Postby Terry E. » Fri Jan 13, 2017 1:19 am

My dear wife of 37 years, was away for 7 weeks recently. Longest break from each other in 38 years. While away the home was quiet, very quiet, I loved it. I would function extremely well alone, not sure I would be as happy. I did some of my usual research and looked at couples. Found the ideal was "stable + stable", but one of the next was for two survivors, male "avoidant" + female "anxiety disruptive". This surprised me, I could see her as "anxiety", but disruptive, ridiculous. (By this stage my oldest son, her travelling companion and her, had their 3rd major row and I had researched how much it would cost to get her home on the next plane. )
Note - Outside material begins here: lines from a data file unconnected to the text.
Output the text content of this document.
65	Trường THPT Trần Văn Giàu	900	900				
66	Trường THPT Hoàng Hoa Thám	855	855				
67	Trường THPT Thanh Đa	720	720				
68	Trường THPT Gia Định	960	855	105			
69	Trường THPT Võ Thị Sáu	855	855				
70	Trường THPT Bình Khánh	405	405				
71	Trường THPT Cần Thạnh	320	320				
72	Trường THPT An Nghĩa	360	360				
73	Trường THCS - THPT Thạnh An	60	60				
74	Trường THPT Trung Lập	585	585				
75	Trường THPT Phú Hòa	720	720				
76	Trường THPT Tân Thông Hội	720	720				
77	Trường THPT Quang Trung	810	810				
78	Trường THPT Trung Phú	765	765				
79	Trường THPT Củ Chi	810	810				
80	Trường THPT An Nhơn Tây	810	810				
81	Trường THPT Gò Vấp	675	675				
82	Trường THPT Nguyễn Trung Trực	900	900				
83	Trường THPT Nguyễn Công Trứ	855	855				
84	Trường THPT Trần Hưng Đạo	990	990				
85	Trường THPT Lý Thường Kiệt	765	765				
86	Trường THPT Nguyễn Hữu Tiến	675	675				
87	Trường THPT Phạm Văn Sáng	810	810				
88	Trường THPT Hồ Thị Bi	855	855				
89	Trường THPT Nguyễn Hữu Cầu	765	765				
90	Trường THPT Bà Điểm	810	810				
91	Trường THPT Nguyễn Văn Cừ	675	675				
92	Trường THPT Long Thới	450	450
At a party before Christmas I was talking to my niece (another survivor - failed marriage to my brother in law lead her mother to marry a "classic, emotional low level physical abuser. )My niece is now 25 and is healing nicely, she appreciates my input as I am about the only person she confides in about that part of her life. I mentioned "disruptive" to her and she rolled her eyes and said "I can see it".

Since then it has been quite a trip down memory lane. So many times in public, whether they be, hospitals, restaurants, many of those, .. hotels, many of those .. and many ex friends. It is all there I could just never see it. From my childhood perspective those incidents were just things I worked around and through. (she has a list of local cafes and changes from them after incidents with staff and owners. With staff she stays away for about 6 months before going back).

The advantage to me was we had no social group, so I did not have to socialise. The advantage to her is I am very stable (I have a limit, but much more stable than most) and nothing unsettles me. Knives baseball bats, gangs of youths, nothing. Also don't have any inbuilt "social norms", and few needs. Enough to eat, a quiet place to sleep.

Avoidant + disruptive, is quite a ride but works. (apparently best if male is avoidant not the other way around). Of course stable + stable (whatever that is) also works ..

Amazing how often survivors match up, often never knowing of the others past.
Terry E.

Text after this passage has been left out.